Fungal C1 fermentation and peptide-nanofiber Capture for low-cost MAM01 antibodies
Led by Michael Betenbaugh and Honggang Cui, Johns Hopkins University
This project will develop a low-cost biomanufacturing platform for the antimalarial antibody MAM01 by combining a fungal expression system with nanofiber-bound peptide purification. In collaboration with Dyadic International and Thermo Fisher Scientific, the team will optimise fermentation, purification, and recycling processes to improve yield, reduce costs, and demonstrate scalable antibody production.

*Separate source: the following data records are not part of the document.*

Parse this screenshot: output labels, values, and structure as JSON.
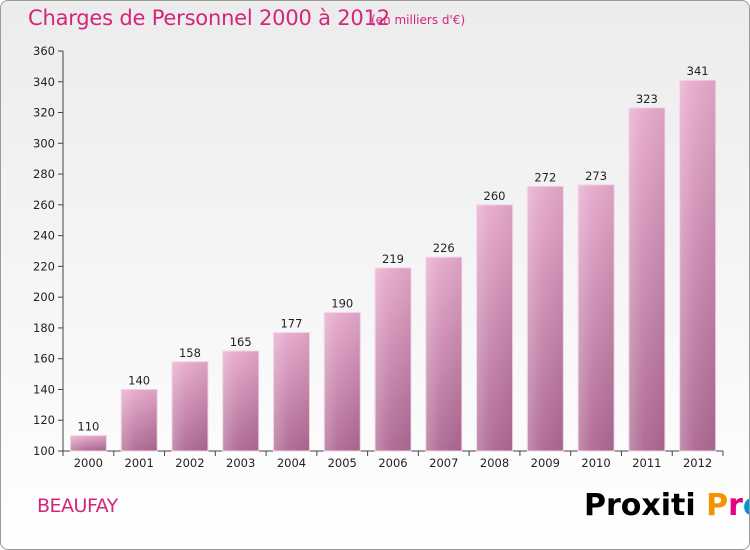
{
  "header": {
    "title": "Charges de Personnel 2000 à 2012",
    "subtitle": "(en milliers d'€)"
  },
  "footer": {
    "commune": "BEAUFAY",
    "logo_text": "Proxiti"
  },
  "colors": {
    "accent": "#d4257a",
    "bar_top": "#e6a9cc",
    "bar_bottom": "#ad6892",
    "logo_letters": [
      "#f29400",
      "#e6007e",
      "#0096d6",
      "#95c11f",
      "#e6007e",
      "#0096d6",
      "#f29400"
    ]
  },
  "chart_data": {
    "type": "bar",
    "categories": [
      "2000",
      "2001",
      "2002",
      "2003",
      "2004",
      "2005",
      "2006",
      "2007",
      "2008",
      "2009",
      "2010",
      "2011",
      "2012"
    ],
    "values": [
      110,
      140,
      158,
      165,
      177,
      190,
      219,
      226,
      260,
      272,
      273,
      323,
      341
    ],
    "ylim": [
      100,
      360
    ],
    "yticks": [
      100,
      120,
      140,
      160,
      180,
      200,
      220,
      240,
      260,
      280,
      300,
      320,
      340,
      360
    ],
    "grid": false,
    "data_labels": true
  }
}
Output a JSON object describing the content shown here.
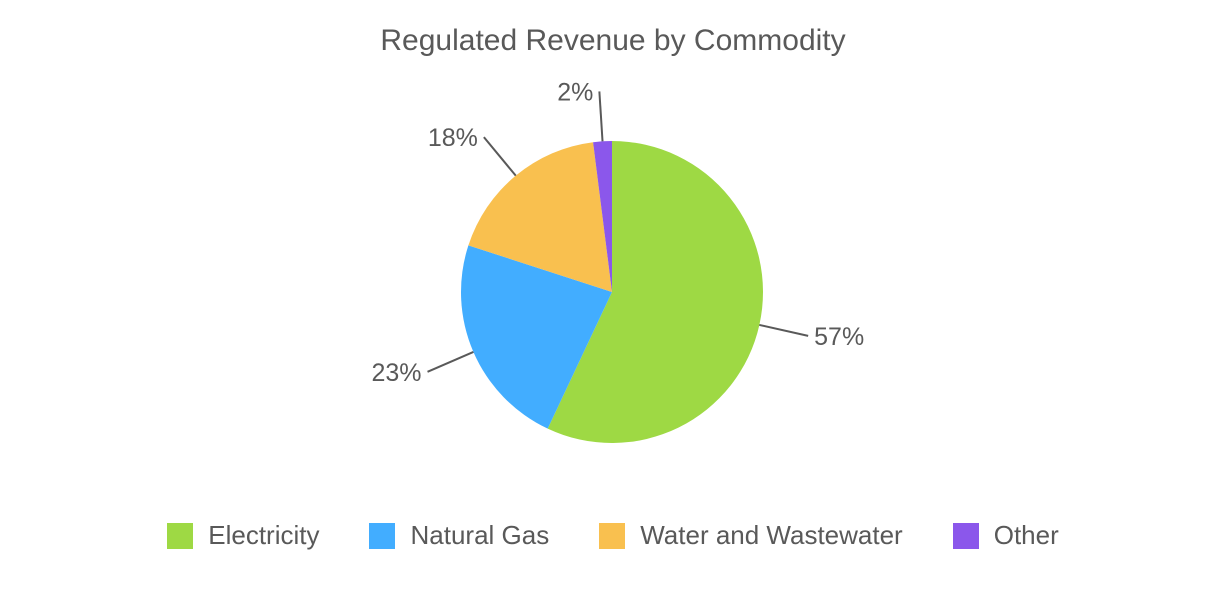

Low-cost all-membrane process to purify MAM01 antibodies from C1 cell lines
Led by Cristiana Boi and Ruben Carbonell, North Carolina State University
This project will develop an all-membrane chromatography system using low-cost, single-use membranes to purify the antimalarial antibody MAM01 produced in the fungal C1 expression system. In collaboration with Dyadic International, the team will optimise membrane design, purification conditions, and scalability to create an integrated, affordable biomanufacturing platform.
Synechococcus cyanobacteria as a novel monoclonal antibody production host
Led by James Brown, Bondi Bio, and Jake Baum, UNSW Sydney
This project will develop a low-cost platform for producing the antimalarial antibody MAM01 using the photosynthetic cyanobacterium Synechococcus. The team will engineer and optimise the strain for expression, purification, and proper antibody assembly, then use the results to design a scalable facility and economic model for cyanobacterial antibody manufacturing.
About monoclonal antibodies (mAbs)
mAbs offer highly specific, targeted treatments with immense potential to prevent and treat infectious diseases safely and precisely. Unlike antibiotics, mAb products may be less prone to developing drug resistance, can provide immediate protection, and have faster development timelines – making them especially valuable in areas where antibiotic resistance is a growing concern, and in situations where vaccines are unavailable or ineffective.
Despite their huge potential as a public health tool, mAbs remain largely inaccessible in low-resource settings as manufacturing costs range from $50–100 per gram. To be viable in low-resource settings, costs of mAbs for infectious disease need to be driven down to around $10 per gram to achieve global health “vaccine-like” pricing.